Other important terms¶
- Gene: The most obvious way how genetic variation can affect phenotypes is through
variation in how genes function. Genes are segements of DNA that code for proteins (see yourgenome.org) and variation in the physical structure of the protein or in the time and place where the protein is made can have phenotypic consequences. Therefore, we are very interested in how genetic variation can affect the function of genes, and a lot of this is still unknown. Protein coding genes cover less than 2% of the whole human genome, but the remaining 98% affects the regulation of genes in many ways.
- Locus (pl. loci): A continuous region of the genome is called a locus (plural loci).
It can be of any size (e.g. a single nucleotide site of length 1 bp or a region of 10 milion base pairs, 10 Mbp).

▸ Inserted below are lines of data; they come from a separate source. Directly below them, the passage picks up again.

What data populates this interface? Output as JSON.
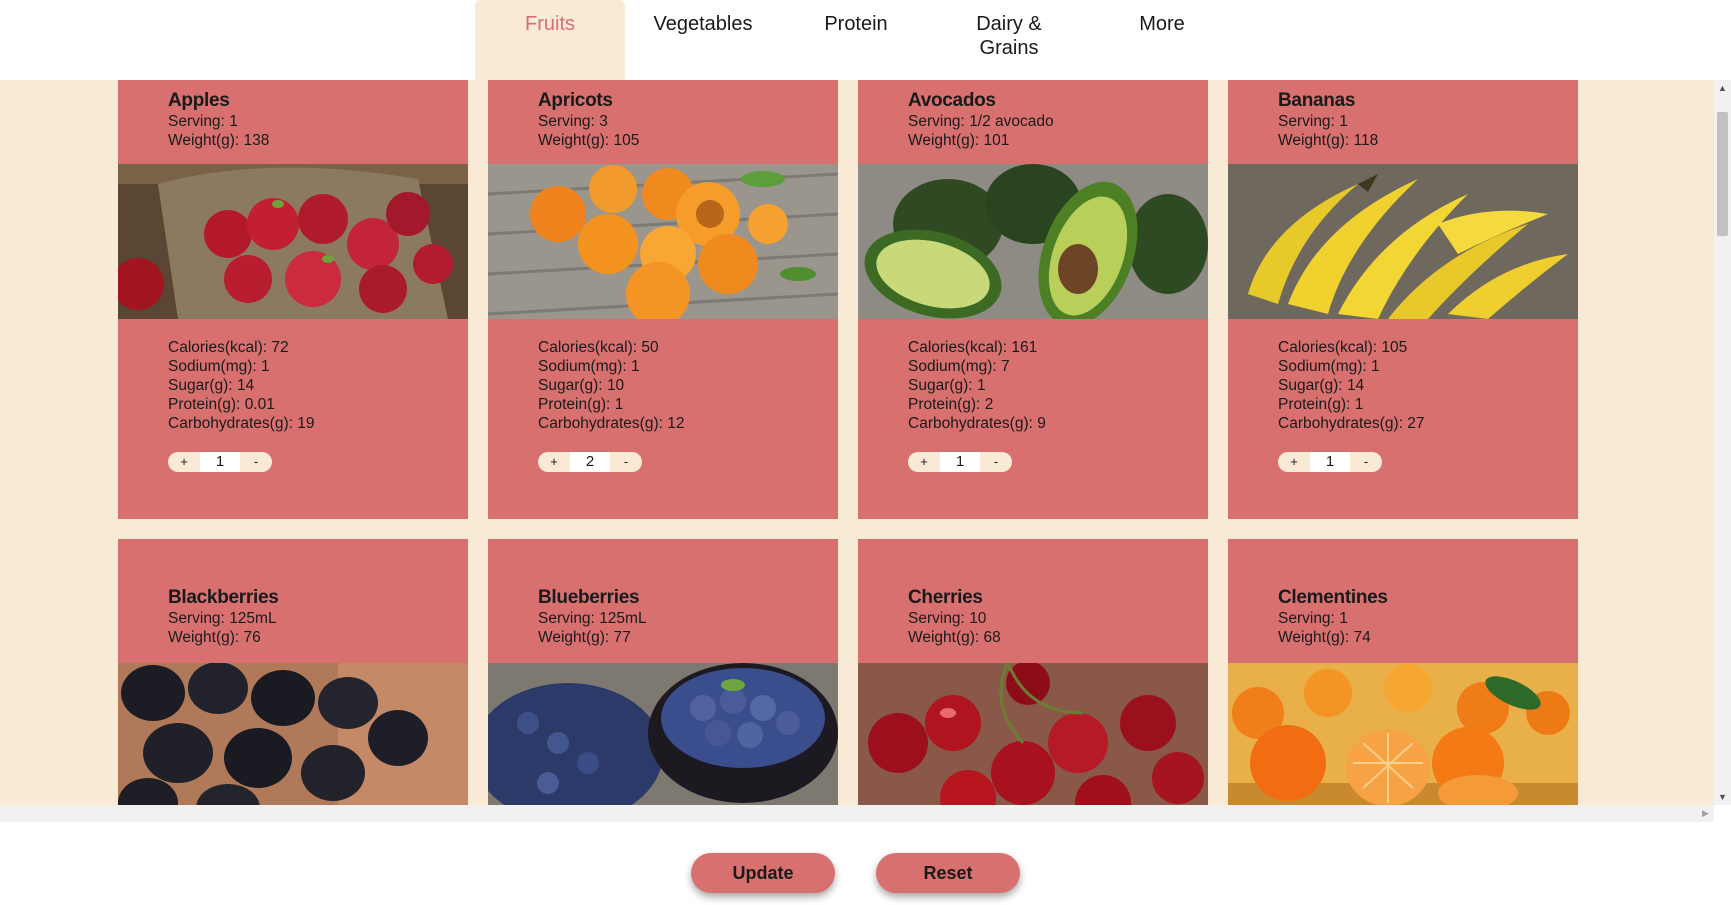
{
  "tabs": [
    {
      "label": "Fruits",
      "active": true
    },
    {
      "label": "Vegetables",
      "active": false
    },
    {
      "label": "Protein",
      "active": false
    },
    {
      "label": "Dairy &\nGrains",
      "active": false
    },
    {
      "label": "More",
      "active": false
    }
  ],
  "labels": {
    "serving": "Serving:",
    "weight": "Weight(g):",
    "calories": "Calories(kcal):",
    "sodium": "Sodium(mg):",
    "sugar": "Sugar(g):",
    "protein": "Protein(g):",
    "carbohydrates": "Carbohydrates(g):",
    "plus": "+",
    "minus": "-"
  },
  "foods": [
    {
      "name": "Apples",
      "serving": "1",
      "weight": "138",
      "calories": "72",
      "sodium": "1",
      "sugar": "14",
      "protein": "0.01",
      "carbohydrates": "19",
      "quantity": "1",
      "image": "apples-photo"
    },
    {
      "name": "Apricots",
      "serving": "3",
      "weight": "105",
      "calories": "50",
      "sodium": "1",
      "sugar": "10",
      "protein": "1",
      "carbohydrates": "12",
      "quantity": "2",
      "image": "apricots-photo"
    },
    {
      "name": "Avocados",
      "serving": "1/2 avocado",
      "weight": "101",
      "calories": "161",
      "sodium": "7",
      "sugar": "1",
      "protein": "2",
      "carbohydrates": "9",
      "quantity": "1",
      "image": "avocados-photo"
    },
    {
      "name": "Bananas",
      "serving": "1",
      "weight": "118",
      "calories": "105",
      "sodium": "1",
      "sugar": "14",
      "protein": "1",
      "carbohydrates": "27",
      "quantity": "1",
      "image": "bananas-photo"
    },
    {
      "name": "Blackberries",
      "serving": "125mL",
      "weight": "76",
      "image": "blackberries-photo"
    },
    {
      "name": "Blueberries",
      "serving": "125mL",
      "weight": "77",
      "image": "blueberries-photo"
    },
    {
      "name": "Cherries",
      "serving": "10",
      "weight": "68",
      "image": "cherries-photo"
    },
    {
      "name": "Clementines",
      "serving": "1",
      "weight": "74",
      "image": "clementines-photo"
    }
  ],
  "footer": {
    "update_label": "Update",
    "reset_label": "Reset"
  },
  "colors": {
    "accent": "#d97070",
    "background": "#f9ead6",
    "active_tab_text": "#d96f6f"
  },
  "icons": {
    "scroll_up": "triangle-up-icon",
    "scroll_down": "triangle-down-icon",
    "scroll_right": "triangle-right-icon"
  }
}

- GWAS loci: Regions that include a clear statistical association
with the phenotype of interest.
1.1.1 Genetic variants¶
At any one position of the genome (e.g. nucleotide site at position 13,475,383 of chromosome 1, denoted by chr1:13,475,383) variation can exist between the genomes in the population. For example, my paternal chromosome can have a base A and maternal chromosome can have a base G (on the +strand of the DNA) at that position. Such a one-nucleotide variation is called a single-nucleotide variant (SNV) and the two versions are called alleles. So in the example case, I would be carrying both an allele A and an allele G at that SNV, whereas you might be carrying two copies of allele A at the same SNV. My genotype would be AG and yours AA. An individual having different alleles on his/her two genomes is heterozygous at that locus, and an individual having two copies of the same allele is homozygous at that locus. If neither of the alleles is very rare in the population, say, the minor allele frequency (MAF) is > 1% in the population, the variant is called a polymorphism, single-nucleotide polymorphism (SNP). There are over 10 million SNPs in the human genome. More complex genetic variation include structural variation (SV) such as copy number variants (CNVs), that include duplications or deletions of genomic regions, or rearrangements of the genome, such as inversions or translocations of DNA segments (see yourgenome.org).